Oui, le figuier avait merveilleusement prospéré. La frêle bouture enterrée à la hâte par ce moine partant pour l’exil avait poussé des tiges dont la sève laiteuse avait été prodigieusement prolifique. C’était comme la revanche des capucins chassés de leur couvent. L’arbre croissait et se multipliait à leur place ; il semblait qu’avant de partir, le moine l’avait doué de cette force d’expansion, de cet esprit d’envahissement qui est l’un des caractères des congrégations religieuses.

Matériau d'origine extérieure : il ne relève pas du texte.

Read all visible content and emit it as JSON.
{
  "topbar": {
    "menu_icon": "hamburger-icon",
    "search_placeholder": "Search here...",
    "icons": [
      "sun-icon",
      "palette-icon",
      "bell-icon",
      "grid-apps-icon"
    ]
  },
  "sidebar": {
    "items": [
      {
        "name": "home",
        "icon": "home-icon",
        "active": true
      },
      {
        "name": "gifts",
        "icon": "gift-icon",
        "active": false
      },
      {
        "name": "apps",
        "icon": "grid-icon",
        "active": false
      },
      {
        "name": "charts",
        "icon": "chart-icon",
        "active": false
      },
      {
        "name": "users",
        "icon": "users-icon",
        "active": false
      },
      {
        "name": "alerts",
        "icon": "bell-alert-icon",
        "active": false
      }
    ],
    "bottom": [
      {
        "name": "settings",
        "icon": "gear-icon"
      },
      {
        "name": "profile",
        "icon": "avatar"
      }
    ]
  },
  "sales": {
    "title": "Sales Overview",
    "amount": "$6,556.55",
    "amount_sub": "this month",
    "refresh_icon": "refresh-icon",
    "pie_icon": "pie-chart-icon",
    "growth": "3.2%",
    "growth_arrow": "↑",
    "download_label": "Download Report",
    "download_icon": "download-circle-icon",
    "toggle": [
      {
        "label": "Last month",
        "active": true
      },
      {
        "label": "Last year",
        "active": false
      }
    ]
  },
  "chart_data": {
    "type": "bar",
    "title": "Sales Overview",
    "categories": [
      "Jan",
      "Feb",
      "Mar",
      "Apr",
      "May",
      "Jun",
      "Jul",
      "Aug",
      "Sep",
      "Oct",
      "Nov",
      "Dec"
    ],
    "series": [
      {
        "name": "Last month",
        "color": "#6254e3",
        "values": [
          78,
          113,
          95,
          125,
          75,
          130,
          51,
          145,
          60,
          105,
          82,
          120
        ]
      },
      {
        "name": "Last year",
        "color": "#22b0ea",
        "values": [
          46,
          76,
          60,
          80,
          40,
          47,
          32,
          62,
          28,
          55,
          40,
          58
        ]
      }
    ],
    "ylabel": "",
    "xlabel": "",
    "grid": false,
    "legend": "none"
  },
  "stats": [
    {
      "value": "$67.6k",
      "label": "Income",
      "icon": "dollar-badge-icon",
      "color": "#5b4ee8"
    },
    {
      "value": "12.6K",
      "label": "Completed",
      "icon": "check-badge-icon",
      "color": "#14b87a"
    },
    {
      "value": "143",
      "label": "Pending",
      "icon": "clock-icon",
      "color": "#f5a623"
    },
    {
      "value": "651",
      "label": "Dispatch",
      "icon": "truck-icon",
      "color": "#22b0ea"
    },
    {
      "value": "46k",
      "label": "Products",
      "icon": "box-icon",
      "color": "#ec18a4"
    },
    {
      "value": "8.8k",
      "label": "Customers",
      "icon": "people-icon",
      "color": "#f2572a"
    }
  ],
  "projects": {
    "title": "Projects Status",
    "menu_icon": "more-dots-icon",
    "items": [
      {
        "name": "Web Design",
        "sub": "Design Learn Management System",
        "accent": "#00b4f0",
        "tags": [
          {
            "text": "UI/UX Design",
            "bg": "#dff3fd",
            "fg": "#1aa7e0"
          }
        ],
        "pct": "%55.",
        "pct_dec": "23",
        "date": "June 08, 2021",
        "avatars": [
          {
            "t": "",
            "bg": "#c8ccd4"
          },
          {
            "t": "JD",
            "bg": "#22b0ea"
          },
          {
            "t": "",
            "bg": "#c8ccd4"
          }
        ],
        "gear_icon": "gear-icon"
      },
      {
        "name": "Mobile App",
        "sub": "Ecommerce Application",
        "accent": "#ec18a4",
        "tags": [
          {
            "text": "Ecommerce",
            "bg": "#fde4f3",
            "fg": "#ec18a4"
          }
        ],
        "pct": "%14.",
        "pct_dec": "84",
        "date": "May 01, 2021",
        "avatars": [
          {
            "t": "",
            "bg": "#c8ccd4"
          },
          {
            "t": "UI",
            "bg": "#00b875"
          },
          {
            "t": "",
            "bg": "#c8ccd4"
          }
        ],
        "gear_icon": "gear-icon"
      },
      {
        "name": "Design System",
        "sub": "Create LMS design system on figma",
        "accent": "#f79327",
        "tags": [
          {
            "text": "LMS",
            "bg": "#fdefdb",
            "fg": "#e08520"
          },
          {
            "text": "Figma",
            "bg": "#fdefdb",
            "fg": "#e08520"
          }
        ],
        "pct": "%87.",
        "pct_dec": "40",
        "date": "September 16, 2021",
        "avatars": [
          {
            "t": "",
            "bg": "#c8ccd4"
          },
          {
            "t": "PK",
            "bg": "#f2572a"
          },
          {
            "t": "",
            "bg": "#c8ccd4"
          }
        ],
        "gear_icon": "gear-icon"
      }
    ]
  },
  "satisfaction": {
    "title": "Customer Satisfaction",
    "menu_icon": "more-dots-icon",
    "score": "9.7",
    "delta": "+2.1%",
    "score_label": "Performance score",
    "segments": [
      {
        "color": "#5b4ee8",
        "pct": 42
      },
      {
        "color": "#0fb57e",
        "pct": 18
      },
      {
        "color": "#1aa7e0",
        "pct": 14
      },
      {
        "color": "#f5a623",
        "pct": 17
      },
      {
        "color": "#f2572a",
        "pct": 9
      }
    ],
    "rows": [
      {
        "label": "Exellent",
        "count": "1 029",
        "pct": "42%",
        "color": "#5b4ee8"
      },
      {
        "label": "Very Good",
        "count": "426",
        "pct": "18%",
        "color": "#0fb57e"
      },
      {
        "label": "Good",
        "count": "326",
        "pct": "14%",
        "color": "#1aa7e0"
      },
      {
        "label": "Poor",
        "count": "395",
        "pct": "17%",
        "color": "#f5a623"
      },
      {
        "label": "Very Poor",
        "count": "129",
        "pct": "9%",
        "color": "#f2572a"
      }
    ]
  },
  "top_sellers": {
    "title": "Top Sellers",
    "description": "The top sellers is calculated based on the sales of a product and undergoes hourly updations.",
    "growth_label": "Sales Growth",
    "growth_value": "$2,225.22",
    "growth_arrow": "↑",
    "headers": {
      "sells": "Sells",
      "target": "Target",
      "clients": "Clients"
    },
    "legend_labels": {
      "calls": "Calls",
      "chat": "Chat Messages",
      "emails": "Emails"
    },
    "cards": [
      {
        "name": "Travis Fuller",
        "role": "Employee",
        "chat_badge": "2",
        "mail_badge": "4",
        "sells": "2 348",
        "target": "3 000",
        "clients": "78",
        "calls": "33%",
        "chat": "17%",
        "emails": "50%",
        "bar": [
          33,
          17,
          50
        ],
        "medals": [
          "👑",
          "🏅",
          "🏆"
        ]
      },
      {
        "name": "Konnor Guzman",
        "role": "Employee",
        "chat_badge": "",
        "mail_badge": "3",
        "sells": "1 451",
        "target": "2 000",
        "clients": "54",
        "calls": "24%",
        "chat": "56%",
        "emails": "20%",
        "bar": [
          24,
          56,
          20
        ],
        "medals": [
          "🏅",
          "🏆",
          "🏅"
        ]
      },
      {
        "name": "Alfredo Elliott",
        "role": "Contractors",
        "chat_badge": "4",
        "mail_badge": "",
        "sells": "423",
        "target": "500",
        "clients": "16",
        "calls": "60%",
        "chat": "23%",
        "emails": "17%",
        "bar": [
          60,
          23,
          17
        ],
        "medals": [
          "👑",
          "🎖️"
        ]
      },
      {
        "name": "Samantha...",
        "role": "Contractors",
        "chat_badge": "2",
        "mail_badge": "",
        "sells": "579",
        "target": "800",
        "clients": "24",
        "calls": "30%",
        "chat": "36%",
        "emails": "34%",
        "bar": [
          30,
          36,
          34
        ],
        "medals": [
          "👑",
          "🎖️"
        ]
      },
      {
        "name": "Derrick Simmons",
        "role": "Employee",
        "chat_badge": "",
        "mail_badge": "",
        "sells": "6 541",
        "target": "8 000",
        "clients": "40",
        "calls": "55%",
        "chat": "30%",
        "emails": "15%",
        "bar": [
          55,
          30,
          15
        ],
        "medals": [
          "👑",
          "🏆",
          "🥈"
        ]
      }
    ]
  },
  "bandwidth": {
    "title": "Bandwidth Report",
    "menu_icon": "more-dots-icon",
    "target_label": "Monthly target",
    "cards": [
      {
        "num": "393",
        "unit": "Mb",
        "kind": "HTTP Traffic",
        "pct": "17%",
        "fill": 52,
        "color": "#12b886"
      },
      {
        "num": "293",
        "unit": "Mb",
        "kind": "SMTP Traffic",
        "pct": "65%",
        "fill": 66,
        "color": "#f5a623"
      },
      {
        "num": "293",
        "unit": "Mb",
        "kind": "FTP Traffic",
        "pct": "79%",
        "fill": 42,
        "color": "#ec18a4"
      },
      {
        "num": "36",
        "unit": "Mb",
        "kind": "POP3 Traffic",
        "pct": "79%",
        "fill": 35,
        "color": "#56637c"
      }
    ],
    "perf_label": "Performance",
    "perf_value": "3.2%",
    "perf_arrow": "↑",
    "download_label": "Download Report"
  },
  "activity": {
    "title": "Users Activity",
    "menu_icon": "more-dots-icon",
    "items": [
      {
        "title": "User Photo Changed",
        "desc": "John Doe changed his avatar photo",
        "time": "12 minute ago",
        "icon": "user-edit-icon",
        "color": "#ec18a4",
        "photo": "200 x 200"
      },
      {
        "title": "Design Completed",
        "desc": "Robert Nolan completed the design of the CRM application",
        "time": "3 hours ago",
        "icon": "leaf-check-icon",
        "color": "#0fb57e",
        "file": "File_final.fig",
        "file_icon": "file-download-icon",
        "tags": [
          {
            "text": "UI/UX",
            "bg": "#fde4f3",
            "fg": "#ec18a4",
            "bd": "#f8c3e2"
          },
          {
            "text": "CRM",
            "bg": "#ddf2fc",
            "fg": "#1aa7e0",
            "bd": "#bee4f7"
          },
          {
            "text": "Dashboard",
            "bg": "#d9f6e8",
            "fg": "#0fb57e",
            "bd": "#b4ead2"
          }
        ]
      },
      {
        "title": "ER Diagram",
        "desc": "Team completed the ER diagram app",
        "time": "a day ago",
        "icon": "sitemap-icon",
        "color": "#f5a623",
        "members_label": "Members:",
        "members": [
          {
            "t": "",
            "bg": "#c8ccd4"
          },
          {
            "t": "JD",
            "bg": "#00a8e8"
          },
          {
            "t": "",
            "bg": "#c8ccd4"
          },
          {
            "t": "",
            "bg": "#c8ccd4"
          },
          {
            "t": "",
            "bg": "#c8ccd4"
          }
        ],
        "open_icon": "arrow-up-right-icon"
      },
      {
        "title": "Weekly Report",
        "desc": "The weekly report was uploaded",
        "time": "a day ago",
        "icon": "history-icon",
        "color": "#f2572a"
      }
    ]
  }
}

Sous les longs promenoirs formés par ce foisonnement de branches et de feuilles, il faisait presque nuit, tant l’entrelacement des brins était serré, tant la masse du feuillage avait d’épaisseur. Je regardais les bourgeons gonflés à l’extrémité des tiges, et je songeais que, l’an prochain, il faudrait ajouter un rang de perches pour soutenir les frondaisons nouvelles. — Le figuier grandissait toujours, robuste et vivace, et le père Pacifique était étendu là-bas, dans le cimetière de Lisbonne ; la supérieure de l’hôpital à laquelle il envoyait des messages était morte, et mort le vieux marin qui avait servi de messager. Les vers du poète Moschus me revenaient en mémoire, à propos de cette vitalité énergique et supérieure de la plante : « Hélas ! les mauves des jardins, les petites roses et les violettes, lorsqu’elles sont flétries, refleurissent l’année d’ensuite, mais les plus grands et les plus forts d’entre les hommes, quand ils sont morts une fois, demeurent oubliés sous la terre et dorment un pesant, éternel sommeil. »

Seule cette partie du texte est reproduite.